Normal Consultant Seeks Community-Driven Approach

Harrison Meece, owner of Harrison Meece Consulting, LLC in Normal, spoke on WGLT's Sound Ideas program on June 22 about how he believes the community should approach data center development.

Meece has helped develop hyperscale data centers across the country. He previously assisted with a small data center at Rivian in Normal and is currently working on a 500-megawatt facility in Denton, Texas.

"Normal is my home. It's always been my home and I love this place more than anything else," Meece said. "[Data centers] is a field I enjoy being in, but I also have a strong vested interest in my community and my state."

Meece said he supports the moratoriums as a first step but wants the conversation to focus on separating real concerns from misinformation. He pointed to a viral moment at a U.S. House hearing in which Rep. Alexandria Ocasio-Cortez displayed a jar of muddy water from near a data center in Morgan County, Georgia.

"Because every facility that I'm working on, there's almost no way for us to pollute the water," Meece said. "The chemicals that we use are all EPA-approved, they can be released back into the groundwater without any effect to the wildlife that's there."

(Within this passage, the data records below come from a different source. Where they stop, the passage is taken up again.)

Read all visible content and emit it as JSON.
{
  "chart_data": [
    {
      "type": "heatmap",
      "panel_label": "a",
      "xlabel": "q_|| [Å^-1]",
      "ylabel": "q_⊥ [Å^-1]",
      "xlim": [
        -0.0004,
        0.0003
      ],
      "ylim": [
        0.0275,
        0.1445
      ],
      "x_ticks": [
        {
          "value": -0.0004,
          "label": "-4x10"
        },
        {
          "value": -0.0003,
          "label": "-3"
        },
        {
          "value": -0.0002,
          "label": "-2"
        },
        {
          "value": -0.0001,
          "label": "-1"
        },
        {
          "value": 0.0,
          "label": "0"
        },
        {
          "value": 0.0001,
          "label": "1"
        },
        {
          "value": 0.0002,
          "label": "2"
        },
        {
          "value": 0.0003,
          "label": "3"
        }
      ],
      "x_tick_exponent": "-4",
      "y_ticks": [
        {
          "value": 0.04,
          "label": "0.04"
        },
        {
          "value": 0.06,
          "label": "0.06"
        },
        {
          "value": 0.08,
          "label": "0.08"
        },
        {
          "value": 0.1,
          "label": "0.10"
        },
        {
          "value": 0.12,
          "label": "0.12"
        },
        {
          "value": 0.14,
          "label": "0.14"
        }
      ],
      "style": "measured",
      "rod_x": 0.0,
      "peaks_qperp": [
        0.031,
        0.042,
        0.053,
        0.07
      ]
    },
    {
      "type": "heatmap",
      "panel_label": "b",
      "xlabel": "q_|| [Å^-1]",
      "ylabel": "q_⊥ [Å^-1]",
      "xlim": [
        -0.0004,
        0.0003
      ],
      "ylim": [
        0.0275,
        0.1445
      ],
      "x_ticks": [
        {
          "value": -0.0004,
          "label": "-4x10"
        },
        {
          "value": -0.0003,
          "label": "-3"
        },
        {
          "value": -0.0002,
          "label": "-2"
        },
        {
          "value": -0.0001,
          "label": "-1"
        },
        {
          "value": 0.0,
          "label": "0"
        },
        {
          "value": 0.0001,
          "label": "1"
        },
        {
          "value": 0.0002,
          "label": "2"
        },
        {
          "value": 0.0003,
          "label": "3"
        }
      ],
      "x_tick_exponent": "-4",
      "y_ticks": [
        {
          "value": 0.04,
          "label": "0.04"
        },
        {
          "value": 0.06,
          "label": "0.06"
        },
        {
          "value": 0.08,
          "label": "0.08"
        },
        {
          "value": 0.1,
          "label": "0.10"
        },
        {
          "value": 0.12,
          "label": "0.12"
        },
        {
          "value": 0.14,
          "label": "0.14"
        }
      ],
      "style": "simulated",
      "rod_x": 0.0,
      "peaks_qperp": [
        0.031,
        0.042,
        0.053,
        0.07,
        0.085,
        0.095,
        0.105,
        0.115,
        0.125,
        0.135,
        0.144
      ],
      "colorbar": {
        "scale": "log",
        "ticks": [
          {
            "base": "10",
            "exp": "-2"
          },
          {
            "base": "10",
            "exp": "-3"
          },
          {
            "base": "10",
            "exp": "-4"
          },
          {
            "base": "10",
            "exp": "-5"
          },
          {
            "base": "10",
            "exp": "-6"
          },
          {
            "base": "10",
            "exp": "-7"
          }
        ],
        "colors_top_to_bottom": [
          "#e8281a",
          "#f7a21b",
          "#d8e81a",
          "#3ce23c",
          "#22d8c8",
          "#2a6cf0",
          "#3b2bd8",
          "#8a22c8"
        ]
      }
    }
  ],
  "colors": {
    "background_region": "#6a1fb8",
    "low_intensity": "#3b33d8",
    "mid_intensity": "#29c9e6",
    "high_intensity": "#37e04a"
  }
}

Meece said he advocates for legislation like the POWER Act, which would require data centers to pay for and supply their own renewable energy. He said municipalities should demand that developers fund infrastructure upgrades, such as expanded water capacity, before construction begins.

Voters Already Sent a Message

More than 100 residents at a City of Bloomington Township meeting on June 1 voted in favor of nonbinding referendums to prohibit data centers, end the city's 1% grocery tax, and oppose U.S. weapon sales to countries that violate human rights, according to the Pantagraph.

The data center referendum will appear on the November ballot alongside the other two questions.

Both the Bloomington and Normal moratoriums expire in November. The outcome of the referendum and the regulations developed during the moratorium period will shape whether McLean County's largest municipalities allow data centers, block them, or set new terms for their arrival.